With current failure rates, isn't one running the risk of hitting a URE while creating the first backup?

rietta · on March 18, 2021

A RAID does not increase the risk of a drive failure. It via redundancy reduces the risk, but not to zero. Probability of Single Drive Failure > Probability of Double Drive Failure. RAID is not a backup, so still need that backup.

1. Without RAID, drive fails and you're stuck waiting for restore from backup.

2. With RAID, risk double drive fails < risk of #1 and are stuck waiting for restore from backup.

3. With RAID, risk of single drive fails > 0 and < #2 and continue working while waiting on drive clone while still having the backup in #1 and #2 to fall back on.

effie · on March 18, 2021

URE is a read error, not a drive failure. So yes bigger disk increases chance of silent and loud UREs, but with URE rate 1e-15, for RAID1 disks up to 40TB are usable (you can redo the rebuild if it fails, or simply ignore the loss of data in many cases). If we ever get to 100TB drives, their URE rate will probably go down as well. This and low demand will probably make them quite expensive.

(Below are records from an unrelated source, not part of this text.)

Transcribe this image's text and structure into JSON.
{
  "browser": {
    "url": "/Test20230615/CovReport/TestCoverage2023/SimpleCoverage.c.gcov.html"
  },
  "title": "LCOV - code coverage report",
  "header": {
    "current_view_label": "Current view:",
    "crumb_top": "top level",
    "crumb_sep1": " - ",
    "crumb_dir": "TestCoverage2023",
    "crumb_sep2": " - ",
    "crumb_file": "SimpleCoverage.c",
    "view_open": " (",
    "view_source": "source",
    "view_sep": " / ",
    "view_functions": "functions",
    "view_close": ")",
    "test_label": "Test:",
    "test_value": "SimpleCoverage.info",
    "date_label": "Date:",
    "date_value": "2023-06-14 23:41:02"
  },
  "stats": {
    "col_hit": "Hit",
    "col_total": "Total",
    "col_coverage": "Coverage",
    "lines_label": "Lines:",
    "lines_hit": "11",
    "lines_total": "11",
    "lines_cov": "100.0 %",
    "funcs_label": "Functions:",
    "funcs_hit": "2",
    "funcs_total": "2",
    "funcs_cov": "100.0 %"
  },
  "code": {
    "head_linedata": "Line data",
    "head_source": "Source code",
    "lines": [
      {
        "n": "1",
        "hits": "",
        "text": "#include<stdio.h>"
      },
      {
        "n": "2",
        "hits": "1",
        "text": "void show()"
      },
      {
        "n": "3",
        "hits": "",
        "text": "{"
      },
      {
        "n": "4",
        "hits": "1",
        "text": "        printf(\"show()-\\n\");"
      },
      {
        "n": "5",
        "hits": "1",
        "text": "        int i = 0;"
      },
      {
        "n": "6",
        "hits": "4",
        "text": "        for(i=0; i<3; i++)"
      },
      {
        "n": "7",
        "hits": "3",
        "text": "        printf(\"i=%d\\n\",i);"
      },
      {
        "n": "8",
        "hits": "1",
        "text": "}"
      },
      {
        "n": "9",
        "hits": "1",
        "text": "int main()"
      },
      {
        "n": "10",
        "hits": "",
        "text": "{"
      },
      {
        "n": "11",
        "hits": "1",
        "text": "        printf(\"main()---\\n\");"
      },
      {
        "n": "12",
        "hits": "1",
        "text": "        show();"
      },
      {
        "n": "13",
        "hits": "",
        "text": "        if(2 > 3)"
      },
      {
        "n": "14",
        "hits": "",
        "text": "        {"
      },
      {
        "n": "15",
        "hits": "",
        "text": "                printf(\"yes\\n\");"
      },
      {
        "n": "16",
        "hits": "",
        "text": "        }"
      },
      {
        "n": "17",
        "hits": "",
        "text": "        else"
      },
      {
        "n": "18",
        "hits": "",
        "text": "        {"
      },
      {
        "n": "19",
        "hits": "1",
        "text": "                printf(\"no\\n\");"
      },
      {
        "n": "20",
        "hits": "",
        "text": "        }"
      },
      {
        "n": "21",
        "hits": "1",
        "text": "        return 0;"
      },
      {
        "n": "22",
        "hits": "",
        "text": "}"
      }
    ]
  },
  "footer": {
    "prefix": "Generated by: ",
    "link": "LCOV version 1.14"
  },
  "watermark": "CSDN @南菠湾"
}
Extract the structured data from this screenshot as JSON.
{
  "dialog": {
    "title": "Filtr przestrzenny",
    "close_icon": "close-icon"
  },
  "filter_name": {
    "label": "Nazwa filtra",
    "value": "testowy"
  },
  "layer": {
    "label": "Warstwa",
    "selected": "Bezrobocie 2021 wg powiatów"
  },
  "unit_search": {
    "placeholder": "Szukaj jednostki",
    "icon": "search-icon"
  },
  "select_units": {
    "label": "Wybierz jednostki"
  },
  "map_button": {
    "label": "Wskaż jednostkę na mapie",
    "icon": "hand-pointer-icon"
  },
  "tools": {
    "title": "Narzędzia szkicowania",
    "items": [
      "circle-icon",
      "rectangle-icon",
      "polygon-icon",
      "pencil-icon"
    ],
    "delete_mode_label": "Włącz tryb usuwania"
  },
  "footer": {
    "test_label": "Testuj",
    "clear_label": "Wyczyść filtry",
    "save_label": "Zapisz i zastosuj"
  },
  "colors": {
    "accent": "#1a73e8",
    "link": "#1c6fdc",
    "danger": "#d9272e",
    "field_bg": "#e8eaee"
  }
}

throwaway81523 · on March 18, 2021

Since the drives are full of ECC already, do UREs result from multiple simultaneous errors? Can that be fixed with even more ECC? I.e. if the errors are reasonably independent, you could change 1e-14 URE rate to 1e-18 or whatever you wanted, by just adding more ECC, in principle of size logarithmic in the size of the disk (though you might want to cache it in ram in such a case). That is how tape drives work, I think. The put ECC codes into blocks on the tape, then erasure codes over clusters of blocks, then more erasure codes over clusters of clusters, etc. RAID amounts to doing that over entire disks, after all.

effie · on March 19, 2021

I think UREs due to problems with medium (magnetic layer) can be eliminated to arbitrarily small rate with more and better ECC. However I think (probably small) part of the total URE rate are randomly occurring errors due to intermittent mechanical and electronic failures, mostly due to random environment influences. Eliminating those would require technology improvement beyond more ECC on the platter. Probably more ECC and higher quality of all components along the whole datapath.

Maybe the above is wrong because UREs are just the unrecoverable medium errors. I can't find the official definition of URE rate.

ghaff · on March 18, 2021

At the right cost points have a three-way mirror?

rietta · on March 18, 2021

Compared to what? The general argument for "no raid" is to have a single drive without redundancy other than backup. That's riskier than a mirror.

rzzzt · on March 18, 2021

120 TB drives compared to 4-8-12-ish TB drives. I'm wondering if there is a chance of ever completing operations targeting the entire disk (be it an initial RAID build, resilver, restore or full backup) without hitting a speed bump.

Dylan16807 · on March 18, 2021

Is that a statistic that matters?

If I have a bunch of 8TB drives, I don't care what my odds are of doing a single-drive operation without a speed bump. I'm going to back them all up at the same time, and I only care about speed bumps over the entire operation and how well they're handled.